STEAMPUNK IS NOT FOR ME

         Graffiti Grandma is out to three agents.  Wednesday Club, the script, is entered in a contest and is sent to two producers, and Solarium just got its twentieth rejection, one more to go.  I don't know where Mom, my hockey novel, is.  Its cards have escaped my card file.  Marshall, the miniature horse, has not made it into the cardfile yet.  He's romping around in SASE land.  I've thrown all of my literary children to the winds.  Likely, they'll never return.  "Just not right for me," their epitaphs will read somewhere out there in the ether.

         The only thing for me to do now is write something new. Margaret is shuffling in the wings of this computer.  She's seventy-six, straight bodied, aching in only several non-essential parts, and she doesn't know what she's in for.  This old lady is going to be manipulated, mulled, cut into pieces, disdained, wept over, and then, if she's like the rest of my literary offspring, laid to rest in my Zip for someone to find when I myself lie in the same sort of quiet place.

         I sometimes think how angry I will be if my human children, posthumously for me,  discover my Zip storage system, send out its quiet occupants, and make a million dollars in movie rights, and at just the right time for their retirements. I'll really be pissed.  If one can be in that condition sans bodily components.  

         My timing has always been off. I wrote of sad divorces in the early 80's, a few years after most of the debris from the free love decade infiltrated stolid 50's marriages. Then Umarried Woman and Jill Clayburgh took all the wind out of my muse’s sails.

         I described of the travails of being single with children just after Jane Smiley’s Ordinary Love  came out and said it all for me.  Elizabeth Berg covered the drives of singleness:  sex, loneliness, missteps in choosing while very needy, even as I was being driven all over the map and not writing.

         One of my novels dealt with foundering young sons when my own sons  headed out into the world.  Research into the genre  revealed that not only Salinger but Brad Easton Ellis and Jay McInerney, even if I disliked their books,  got into a young man’s psyche a lot better than a mother could.

         Remarriage, oh god, with children, led to six unpublished articles, right about the time Joanne Trollope Viking wrote Other Peoples’ Children and dissected a stepmother role as precisely as it can be done.

         I can write as well as a few of these authors.  I just need to find my niche before someone else does. What will sell three years from now?  What will be at the front edge of the next wave?  I don't do vampires and I get too depressed with dystopic scenes.  Who wants to eat a friend's finger?  Or sacrifice a person you've just had sex with?
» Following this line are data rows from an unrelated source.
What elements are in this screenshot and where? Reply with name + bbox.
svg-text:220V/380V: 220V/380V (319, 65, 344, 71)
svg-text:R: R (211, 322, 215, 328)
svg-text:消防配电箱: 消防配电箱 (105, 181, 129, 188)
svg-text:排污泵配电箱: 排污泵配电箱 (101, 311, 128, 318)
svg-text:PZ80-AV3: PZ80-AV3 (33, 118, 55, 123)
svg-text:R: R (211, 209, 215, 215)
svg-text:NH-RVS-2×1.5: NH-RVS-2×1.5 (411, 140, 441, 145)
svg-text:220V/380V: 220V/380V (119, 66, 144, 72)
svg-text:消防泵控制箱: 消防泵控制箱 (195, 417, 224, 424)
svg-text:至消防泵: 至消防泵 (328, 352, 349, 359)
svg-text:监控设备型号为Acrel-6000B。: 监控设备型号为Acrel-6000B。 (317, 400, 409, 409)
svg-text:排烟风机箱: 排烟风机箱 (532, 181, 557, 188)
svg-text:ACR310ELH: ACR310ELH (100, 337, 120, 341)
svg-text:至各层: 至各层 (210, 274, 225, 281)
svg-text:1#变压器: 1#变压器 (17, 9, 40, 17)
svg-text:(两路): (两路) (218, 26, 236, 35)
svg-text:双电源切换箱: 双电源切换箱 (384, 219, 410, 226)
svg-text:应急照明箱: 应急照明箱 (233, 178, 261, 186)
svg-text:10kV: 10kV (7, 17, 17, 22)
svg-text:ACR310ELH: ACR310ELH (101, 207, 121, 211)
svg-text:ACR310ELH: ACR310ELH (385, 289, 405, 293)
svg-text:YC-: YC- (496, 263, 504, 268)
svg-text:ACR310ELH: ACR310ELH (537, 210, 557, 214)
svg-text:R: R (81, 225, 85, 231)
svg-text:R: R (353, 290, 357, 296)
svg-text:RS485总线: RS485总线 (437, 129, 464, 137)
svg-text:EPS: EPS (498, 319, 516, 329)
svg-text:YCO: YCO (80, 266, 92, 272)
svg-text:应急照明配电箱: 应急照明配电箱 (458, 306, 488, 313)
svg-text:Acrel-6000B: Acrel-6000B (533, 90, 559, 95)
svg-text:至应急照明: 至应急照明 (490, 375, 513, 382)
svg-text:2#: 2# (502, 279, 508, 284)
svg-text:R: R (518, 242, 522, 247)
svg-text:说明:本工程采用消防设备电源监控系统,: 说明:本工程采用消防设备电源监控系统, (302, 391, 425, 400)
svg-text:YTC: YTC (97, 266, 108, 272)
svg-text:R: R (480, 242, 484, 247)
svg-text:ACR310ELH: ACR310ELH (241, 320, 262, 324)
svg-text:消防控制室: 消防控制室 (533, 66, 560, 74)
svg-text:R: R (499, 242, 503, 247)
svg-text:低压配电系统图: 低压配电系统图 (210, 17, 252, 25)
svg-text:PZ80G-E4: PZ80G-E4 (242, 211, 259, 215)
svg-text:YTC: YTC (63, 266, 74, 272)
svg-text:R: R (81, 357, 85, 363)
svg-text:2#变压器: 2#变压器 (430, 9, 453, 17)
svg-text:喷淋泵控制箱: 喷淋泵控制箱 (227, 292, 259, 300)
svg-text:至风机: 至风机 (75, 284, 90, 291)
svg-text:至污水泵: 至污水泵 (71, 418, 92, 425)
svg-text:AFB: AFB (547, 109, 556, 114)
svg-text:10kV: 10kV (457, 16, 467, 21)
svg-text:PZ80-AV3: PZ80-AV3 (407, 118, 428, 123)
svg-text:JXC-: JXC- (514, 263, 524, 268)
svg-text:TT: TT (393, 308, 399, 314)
         Wait!  I can imagine that, sort of.  Perhaps I can create a new genre, a hybrid combination of romance, mystery, fantasy, dystopia, and  chick lit.

         I Googled genres and found one that might be work, slightly adjusted: “Bildungsroman, a coming-of-age story. The modus operandi seems to be the use of a normal story to simply explain difficult and/or dark parts of human life.”

         I will call my new genre Geriatric Bildungsroman.  Coming-of-old-age stories.  I know it’s been done, but not by me yet, not the way I’m thinking about Margaret.